> My business is such that external events cause immediate spikes. My traffi...

saurik · on June 3, 2012

Here is a graph I generated a few weeks ago: we've since had yet another major traffic spike due to the release of Absinthe 2.0 with Rocky Racoon (an untethered jailbreak for iOS 5.1.1) that is actually one of the most intense spikes yet (but am on my iPhone and can't make new graphs).

http://test.saurik.com/hackernews/absinthe.png

I over-allocate the database server for Cydia, but spawn up new web servers on demand. I keep as much of the CPU-intensive work then off the database, store as many static assets as I can on services such as S3, and use distributed queued logging (RELP).

For JailbreakQA's database (where downtime isn't that important) I do an instance stop, change the type of computer it is running on (such as from m1.large to c1.xlarge), start it again, and have a drastically different machine with only a minute of downtime. EC2 is a godsend (for me).

count · on June 3, 2012

It's significantly more difficult to scale a traditional relational database (although not impossible!), than to scale the web/app layer that sits in front of it. Snapshot + clone + some kind of sync middleware (like pgpool for postgres) can probably get you 80-90% of the way there. Rearchitecting so that your db server is not the bottleneck should help there as well.

Maybe you need to have a master/slave setup, and on huge load, flip the slave instance over to be a instance type with quadruple the RAM and CPUs for a few hours, then back to a single-core, low-memory instance to keep the data-sycn flowing. There's a million ways to skin this cat.

If your database itself is the bottleneck, then, yeah, on the fly flexibility might be difficult to achieve.

In his case, a relational database probably isn't the bottleneck at all, and scaling out caches, web front ends, etc. is all fairly straight forward. There are huge numbers of folks taking advantage of this kind of flexibility.

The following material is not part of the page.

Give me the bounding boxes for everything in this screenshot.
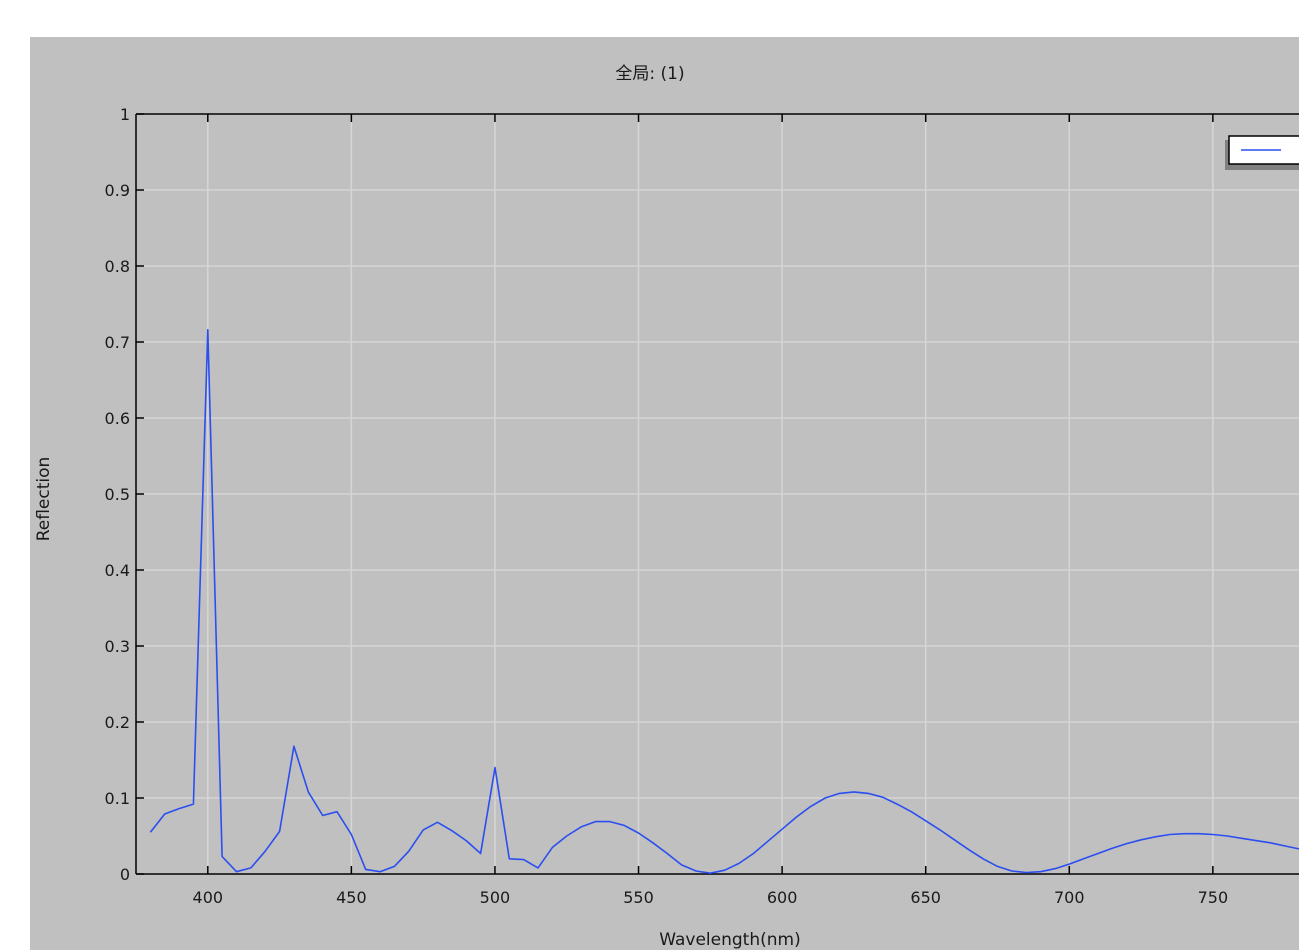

Hell, Amazon has a whole API you can integrate with that handles it for you (even has $ references, so you don't accidentally spend yourself bankrupt because of a TC story).

mnutt · on June 3, 2012

My company provides dynamic content in emails, and as such gets large traffic spikes when 10 million emails get sent at once and everyone begins opening them. The content's configuration (in postgres) is trivially cacheable, but our app servers render different content based on the user's context.

So we have a bunch of shared-nothing app servers that we can spin up and down based on the emails we know are going out. Automatically detecting spikes and spinning up new instances between the send and the peak is much harder, though.

dpritchett · on June 3, 2012

Sounds fascinating! Do you use centralized logging? If so how do you manage that?

mnutt · on June 4, 2012

Yeah, we're using Cassandra for logging. Not quite as simple to scale up, but it's write-only in the request cycle and hasn't been anywhere near a bottleneck yet.